According to the EU Commission's latest survey economic sentiment in the Eurozone this month was unchanged from October's upwardly revised 106.1 and so matched its highest level since May 2011.
However, stability in the headline reading masked divergent developments amongst the sectors where an unexpectedly large fall in industrial confidence (minus 3.2 from minus 2.0) contrasted with a surprise bounce in consumer morale (minus 5.9 from a revised minus 7.5). Sentiment in services (12.8 after 12.3) and in construction (minus 17.8 after minus 20.7) also made fresh ground but retail (5.8 after 6.4) reversed some of October's 2.2 point rise.
Regionally amongst the larger EMU countries the national ESI was up in just Spain (109.0 after 108.8) but falls elsewhere were relatively small with France down 0.6 points at 102.8, Germany off just 0.1 point at 106.9 and Italy 0.7 points weaker at 109.1.
Inflation news was a little more upbeat. Although expected selling prices were slightly weaker in service (4.1 after 4.8), they rose in manufacturing (minus 0.7 from minus 2.3). Moreover, there was a useful bounce in consumer inflation expectations (3.7 after 0.5) which saw their highest level since July.
Overall today's results should sit cautiously well with the ECB. The Eurozone ESI is struggling to make a clear break higher it has risen only 2.1 points since March but the trend is moving in the right direction. At least as importantly, it looks as if inflation expectations in general have bottomed and in some sectors appear to be creeping higher. None of this is very likely to prevent the ECB from easing again next week but more of the same could yet see the region's economy surprise on the upside over coming quarters.

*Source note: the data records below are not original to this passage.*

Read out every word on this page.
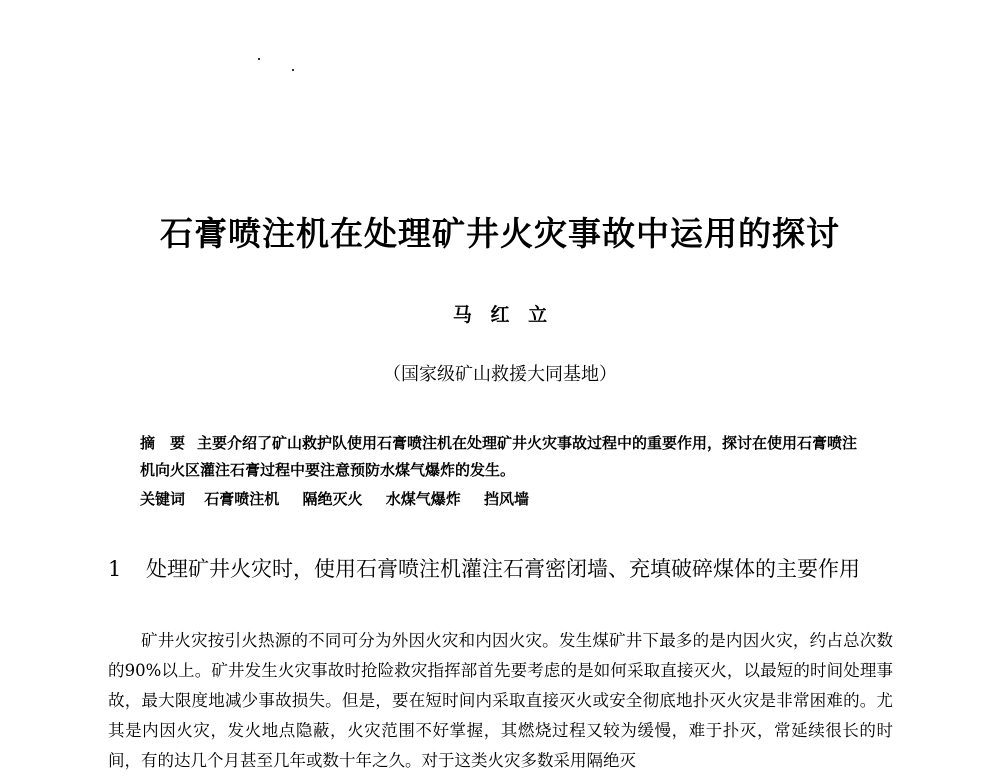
石膏喷注机在处理矿井火灾事故中运用的探讨
马 红 立
（国家级矿山救援大同基地）
摘　要 主要介绍了矿山救护队使用石膏喷注机在处理矿井火灾事故过程中的重要作用，探讨在使用石膏喷注机向火区灌注石膏过程中要注意预防水煤气爆炸的发生。
关键词 石膏喷注机 隔绝灭火 水煤气爆炸 挡风墙
1	处理矿井火灾时，使用石膏喷注机灌注石膏密闭墙、充填破碎煤体的主要作用
矿井火灾按引火热源的不同可分为外因火灾和内因火灾。发生煤矿井下最多的是内因火灾，约占总次数的90%以上。矿井发生火灾事故时抢险救灾指挥部首先要考虑的是如何采取直接灭火，以最短的时间处理事故，最大限度地减少事故损失。但是，要在短时间内采取直接灭火或安全彻底地扑灭火灾是非常困难的。尤其是内因火灾，发火地点隐蔽，火灾范围不好掌握，其燃烧过程又较为缓慢，难于扑灭，常延续很长的时间，有的达几个月甚至几年或数十年之久。对于这类火灾多数采用隔绝灭
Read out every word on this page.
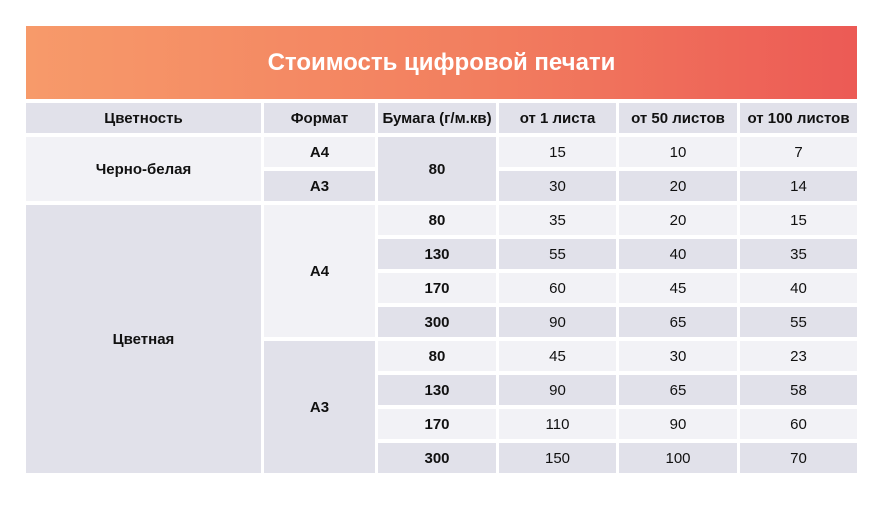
Стоимость цифровой печати
Цветность	Формат	Бумага (г/м.кв)	от 1 листа	от 50 листов	от 100 листов
Черно-белая	А4	80	15	10	7
	А3		30	20	14
Цветная	А4	80	35	20	15
		130	55	40	35
		170	60	45	40
		300	90	65	55
	А3	80	45	30	23
		130	90	65	58
		170	110	90	60
		300	150	100	70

Conducted by the European Commission, the index is a broad measure of both business and consumer sentiment.
The survey offers key sentiment data across the European Union and the European Monetary Union. Data are available for each country and are aggregated for both the EMU and EU. It is conducted by the European Commission rather than Eurostat, the compiler of most other EMU data. The index is a broad measure of both business and consumer sentiment in the EU members. Because of its coverage of all the EU countries it is highly regarded in the financial markets as a good indicator of the mood of consumers and industry in each country. It is also normally a good indicator of quarterly GDP.
Confidence indicators are calculated for industry, services, construction, retail trade and consumers. In turn, they are combined into an overall composite number, the economic sentiment indicator (ESI). The data are seasonally adjusted and defined as the difference (in percentage points of total answers) between positive and negative answers. The survey also covers other areas of the economy that are not explicitly included in the ESI. In particular, responses to questions about the inflation outlook are used by the ECB as one means of measuring inflationary expectations.